This time, except for the fact that I’ve been grounded and couldn’t go out looking for help, I did the same things I did when I first got sober.  I called people and asked for help.  I have made a ton of friends in 12 step recovery, and a very special handful of those people have kept my phone turned on, kept food in my fridge, helped me with laundry, come over to be with me as I relearn to master skills like walking around the block.  I’ve been lucky enough to have a dozen people show up at my house to bring me a meeting because they knew I couldn’t get out to or sit through one.

Little by little and day by day I’ve been getting better and stronger.  Little by little the pain is going away.  But in great and wonderful ways I have regained hope that when I remain willing to do what must be done to recover, that I will continue to recover.  When I am willing to be honest with the people that love me about what is going on with me and humble enough to receive their help, things get better, and they get better fast.

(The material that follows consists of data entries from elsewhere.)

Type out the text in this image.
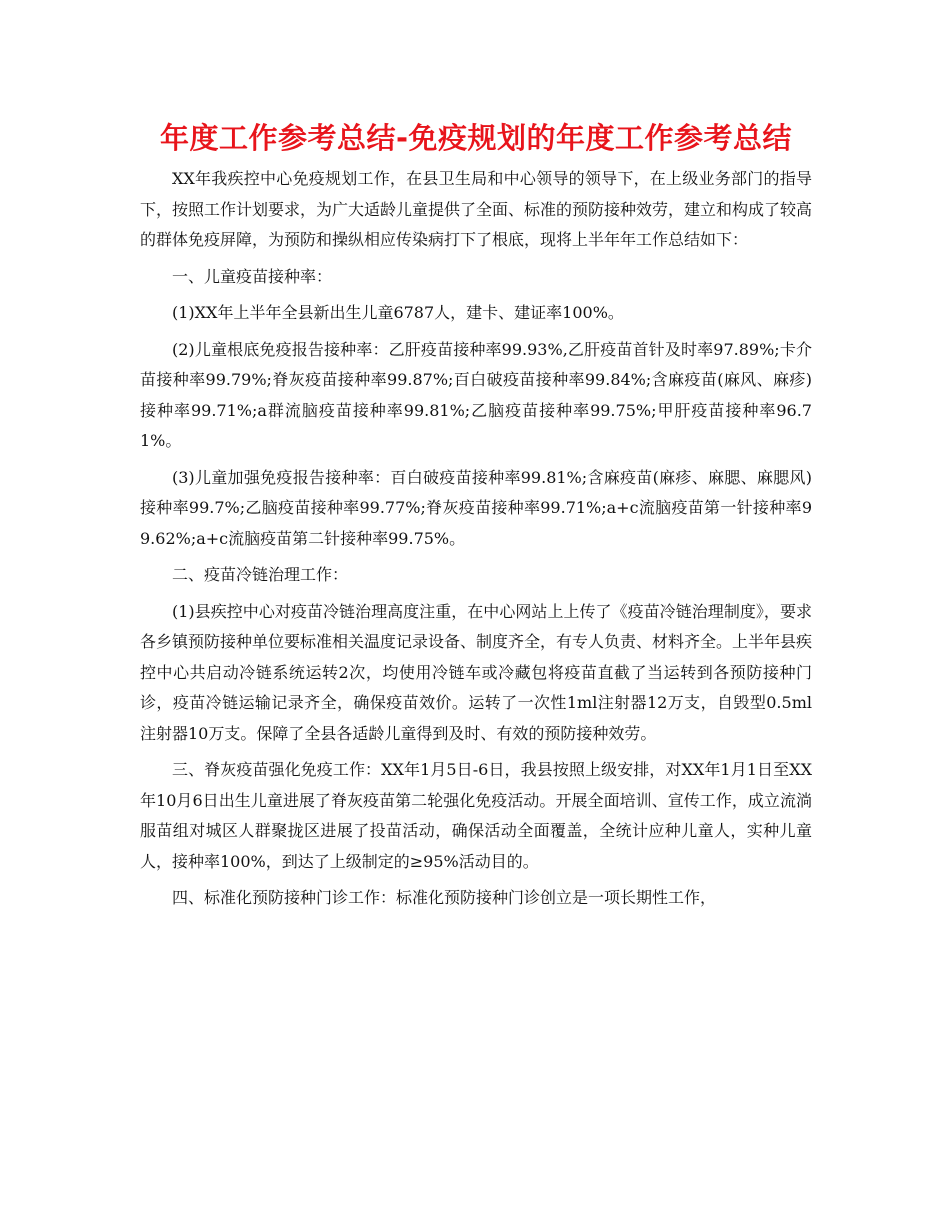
年度工作参考总结-免疫规划的年度工作参考总结

XX年我疾控中心免疫规划工作，在县卫生局和中心领导的领导下，在上级业务部门的指导下，按照工作计划要求，为广大适龄儿童提供了全面、标准的预防接种效劳，建立和构成了较高的群体免疫屏障，为预防和操纵相应传染病打下了根底，现将上半年年工作总结如下：

一、儿童疫苗接种率：

(1)XX年上半年全县新出生儿童6787人，建卡、建证率100%。

(2)儿童根底免疫报告接种率：乙肝疫苗接种率99.93%,乙肝疫苗首针及时率97.89%;卡介苗接种率99.79%;脊灰疫苗接种率99.87%;百白破疫苗接种率99.84%;含麻疫苗(麻风、麻疹)接种率99.71%;a群流脑疫苗接种率99.81%;乙脑疫苗接种率99.75%;甲肝疫苗接种率96.71%。

(3)儿童加强免疫报告接种率：百白破疫苗接种率99.81%;含麻疫苗(麻疹、麻腮、麻腮风)接种率99.7%;乙脑疫苗接种率99.77%;脊灰疫苗接种率99.71%;a+c流脑疫苗第一针接种率99.62%;a+c流脑疫苗第二针接种率99.75%。

二、疫苗冷链治理工作：

(1)县疾控中心对疫苗冷链治理高度注重，在中心网站上上传了《疫苗冷链治理制度》，要求各乡镇预防接种单位要标准相关温度记录设备、制度齐全，有专人负责、材料齐全。上半年县疾控中心共启动冷链系统运转2次，均使用冷链车或冷藏包将疫苗直截了当运转到各预防接种门诊，疫苗冷链运输记录齐全，确保疫苗效价。运转了一次性1ml注射器12万支，自毁型0.5ml注射器10万支。保障了全县各适龄儿童得到及时、有效的预防接种效劳。

三、脊灰疫苗强化免疫工作：XX年1月5日-6日，我县按照上级安排，对XX年1月1日至XX年10月6日出生儿童进展了脊灰疫苗第二轮强化免疫活动。开展全面培训、宣传工作，成立流淌服苗组对城区人群聚拢区进展了投苗活动，确保活动全面覆盖，全统计应种儿童人，实种儿童人，接种率100%，到达了上级制定的≥95%活动目的。

四、标准化预防接种门诊工作：标准化预防接种门诊创立是一项长期性工作，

I wish I had known, as I was checking in to the hospital, what the emotional price was going to be.  I wish I had known that it would be just like starting over.  I don’t know.  Maybe someone has said it in a meeting before and I just didn’t hear it or get it.  So that’s what I wanted to share: life can be really hard and there are things that come down the pike that are going to make you feel like you felt right before or right after you got sober.  What has really helped me was remembering the things that I did back then and DOING THAT.  Asking for help and recieving help and talking about my fears and my hopelessness and listening to other people share how grateful they have been for my help in the past and how happy they are to be able to help me has returned me to a state of faith and hope.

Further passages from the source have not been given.